Core CPI, which excludes volatile food and energy prices, was flat at 0.0% month-over-month, missing expectations of a 0.2% increase. The annual core rate slowed to 2.6% from 2.9% in May, undershooting the 2.8% forecast. Technically, this was the first negative month-over-month print for core since May 2020.
What Drove the Miss?
Energy prices did most of the heavy lifting. The energy index slumped 5.7% in June – its largest monthly drop since April 2020 – led by a 9.7% decline in gasoline prices. Food prices rose a modest 0.2%.

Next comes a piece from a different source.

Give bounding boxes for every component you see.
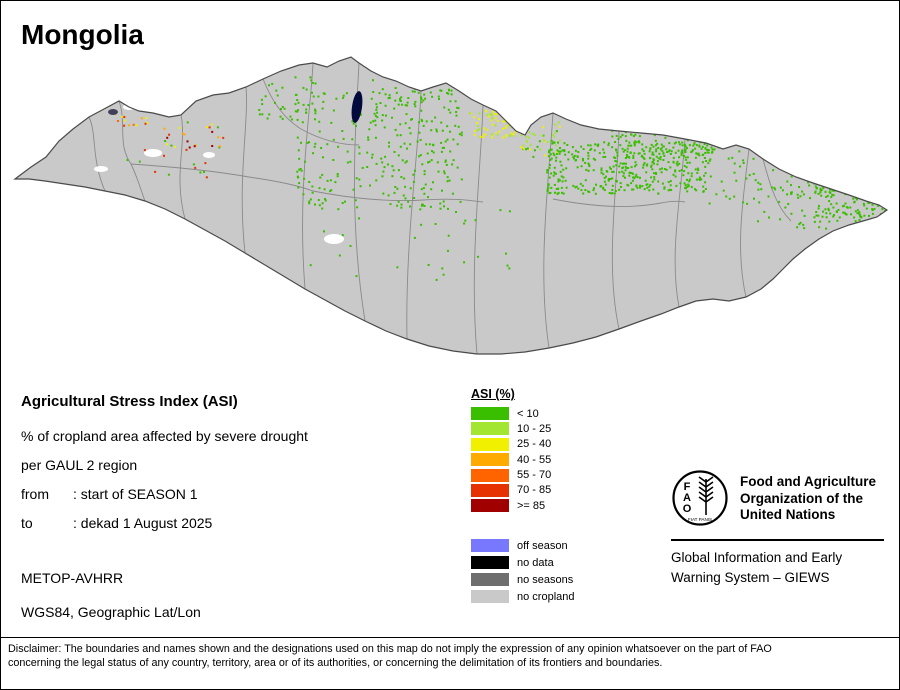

But the core miss carried more weight for markets. Shelter inflation climbed just 0.1% – the smallest monthly gain since January 2021. Core goods slipped 0.1%, while services excluding energy were flat. Auto insurance fell for a second consecutive month (down 2.0%), apparel dropped 0.6%, and wireless telephone services showed significant weakness.

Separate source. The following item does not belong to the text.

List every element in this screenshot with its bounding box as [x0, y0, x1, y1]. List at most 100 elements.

Tariff pressures appear to have peaked, with disinflation now visible across trade-exposed core goods categories. Even lodging away from home declined outright despite major sporting events from the World Cup.
Market Reaction
Markets reacted swiftly and decisively. The probability of a July rate hike collapsed from 42% to just 17%. The two-year Treasury yield fell 8 basis points to 4.2%, while the 10-year yield dropped 5 basis points. The US dollar weakened 0.3% to around 100.70, with the euro rising to 1.1450. Gold futures rallied 1.3% to $4,055 per ounce. S&P 500 futures gained 0.4%, while the Nasdaq Composite rose 0.9%. The CME FedWatch tool showed traders lowering September rate hike odds to 63% from over 75% the previous day.
The Fed Context
This data arrived at a critical moment. Just one day prior, Federal Reserve Governor Christopher Waller warned that if core inflation delivered another "hot reading," the FOMC would need to consider tightening monetary policy in the near term. Markets had been nervously pricing in a potential hike.
Instead, the print "pours cold water on the case for rate hikes in the near-term," said Josh Jamner of ClearBridge Investments. Stephen Coltman of 21shares added: "The hawks can stand down for now".

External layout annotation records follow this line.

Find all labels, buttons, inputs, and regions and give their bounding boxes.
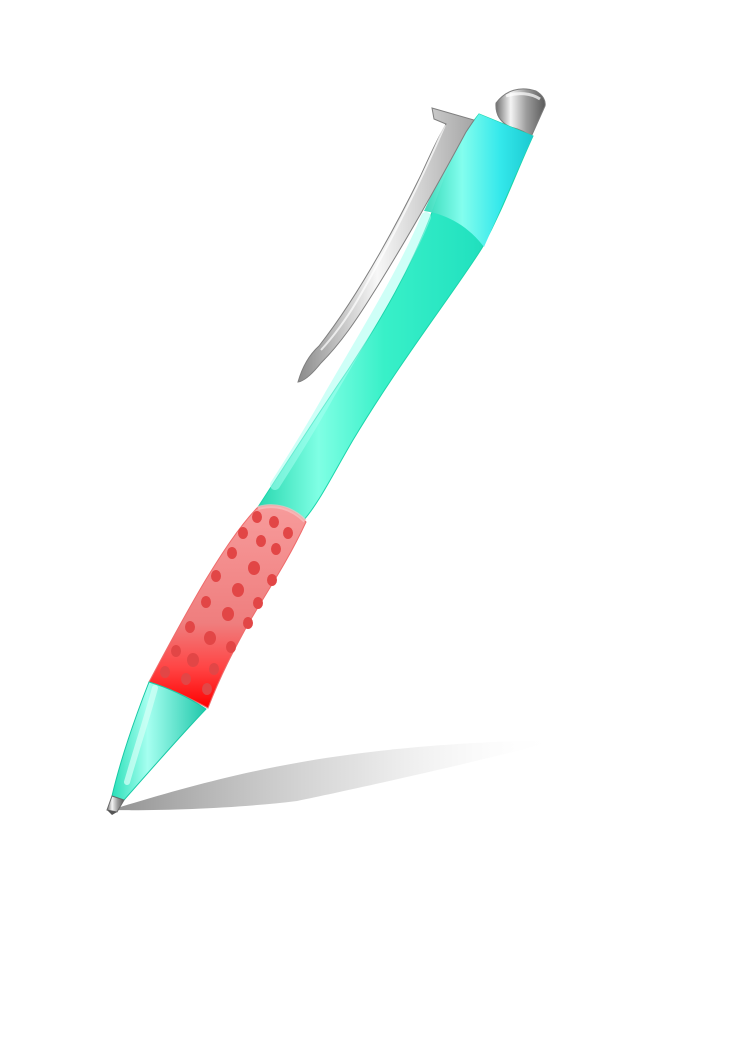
grip-dot	[171, 645, 181, 657]
barrel-highlight	[270, 212, 431, 490]
grip-dot	[252, 511, 262, 523]
grip-dot	[256, 535, 266, 547]
pen-nib	[106, 795, 125, 815]
grip-dot	[238, 527, 248, 539]
grip-dot	[211, 570, 221, 582]
barrel-top-section	[424, 114, 533, 247]
grip-dot	[267, 574, 277, 586]
grip-dot	[253, 597, 263, 609]
grip-dot	[248, 561, 260, 575]
grip-dot	[204, 631, 216, 645]
grip-dot	[271, 543, 281, 555]
grip-dot	[232, 583, 244, 597]
pen-shadow	[110, 740, 560, 811]
pen-tip-cone	[111, 681, 207, 801]
grip-dot	[201, 596, 211, 608]
grip-dot	[209, 663, 219, 675]
grip-dot	[227, 547, 237, 559]
grip-dot	[283, 527, 293, 539]
pen-clip	[297, 107, 475, 383]
pen-grip	[148, 504, 307, 709]
grip-dot	[226, 641, 236, 653]
grip-dot	[160, 666, 170, 678]
grip-dot	[181, 673, 191, 685]
grip-dot	[269, 516, 279, 528]
grip-dot	[222, 607, 234, 621]
grip-dot	[187, 653, 199, 667]
grip-dot	[202, 683, 212, 695]
plunger-button	[495, 88, 546, 138]
grip-dot	[185, 621, 195, 633]
grip-dot	[243, 617, 253, 629]
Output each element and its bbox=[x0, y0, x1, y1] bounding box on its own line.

What This Means Going Forward
This is welcome news for the Fed, but one month does not make a trend. While 3.5% headline inflation can be largely attributed to energy volatility, the slowing 2.6% core trend is more significant. However, risks remain. The US-Iran ceasefire that helped push June gasoline prices lower broke down this week, with oil surging over 10%. If energy prices stay elevated, the Fed may still need to consider tightening later this year.
Additionally, seasonal adjustment factors may have amplified the weakness, and geopolitical uncertainties continue to cloud the outlook. Most economists still expect the Fed to remain on hold through the remainder of 2026, but the path forward is far from certain.
For now, the disinflation narrative wins the day – but the road ahead remains highly uncertain.